How hard was it for you to be in the presence of Garret Dillahunt before and after shooting those scenes in which he terrorizes you?
Paxton: I'm not one of those actors where, if I have to hate you, I'm really going to hate you in real life. That's not something I need to do. And Garret was so nervous. He didn't want to hurt me. He was worried that I'd start crying or get emotional. He was the scared one, the one that backed away, and finally I came to him and said, "Don't worry about me. I'm a big girl. I can handle it." If anything, I was worried that he wouldn't be rough enough. I was worried that the scene wouldn't come off real because he wouldn't throw himself into it completely. But we had our talk and we came to an agreement.
Some people love remakes, some people hate them, and this is the latest in a long line of remakes. What are your thoughts, and can Last House get a fair shake from people who've had it up to here with "re-imaginings"?
Paxton: I so badly want people to like this movie. For the first time ever, I've been concerned about people liking it. Normally I go off, I do my thing, I have fun, I'm a mermaid in Australia, and then when it's done I go back to my life. With this I've been checking message boards and seeing what the hardcore fans have to say about it. And they're being pretty brutal about the whole remake thing. People definitely have a problem with remakes. I guess to a certain extent I understand when you love something so much, and then to see it remade ... and there are so many bad remakes. ...
You held off on watching the original Last House until after you finished the new version. What did you make of Craven's original?
Paxton: It was so strange seeing the original after we'd just filmed all this stuff, because I don't see them as the same movie, really. I get that it's the same plot—the two girls, the revenge of the parents—but ultimately that was taken from the old Bergman film The Virgin Spring, and we go mostly off that. The Last House on the Left, the 1972 version, is so brutal and so raw and gritty. I think we also have rawness and grittiness, but just not so much, because you have to make it more watchable. The whole peeing in the pants, we didn't do that. Some things were just too much. But I hope people are happy, because we truly, truly were passionate about not just making this a cookie-cutter remake. Our goal was to make a good movie.
And since we have you on the phone, we've got to ask about Mr. Ed. You actually shot a Mr. Ed pilot with Sherman Hemsley and Sherilynn Fenn?

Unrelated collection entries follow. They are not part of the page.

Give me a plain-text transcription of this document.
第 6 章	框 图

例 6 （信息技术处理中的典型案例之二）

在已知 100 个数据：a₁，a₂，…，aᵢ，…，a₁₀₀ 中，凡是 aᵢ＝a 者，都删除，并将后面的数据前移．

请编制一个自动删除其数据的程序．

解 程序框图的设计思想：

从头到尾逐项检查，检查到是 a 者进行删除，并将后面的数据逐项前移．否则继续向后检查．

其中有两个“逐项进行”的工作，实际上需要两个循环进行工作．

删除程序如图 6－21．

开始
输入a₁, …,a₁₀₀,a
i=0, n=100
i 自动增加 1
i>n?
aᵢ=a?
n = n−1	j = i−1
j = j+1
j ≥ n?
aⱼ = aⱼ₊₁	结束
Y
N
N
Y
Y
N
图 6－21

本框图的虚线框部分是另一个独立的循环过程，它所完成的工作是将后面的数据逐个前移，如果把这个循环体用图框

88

Paxton: Gosh, I was about 15 when I did that [in 2004] with Garret [Dillahunt], and Sherman Hemsley was the voice of the horse. I think it could have been a good idea. With the horses it was a lot of work. I remember at least five days out of that shoot where the horse got loose and trampled over some lights, ran through the set, knocked down craft services. The horses were going a little crazy. So maybe that was too much of a problem.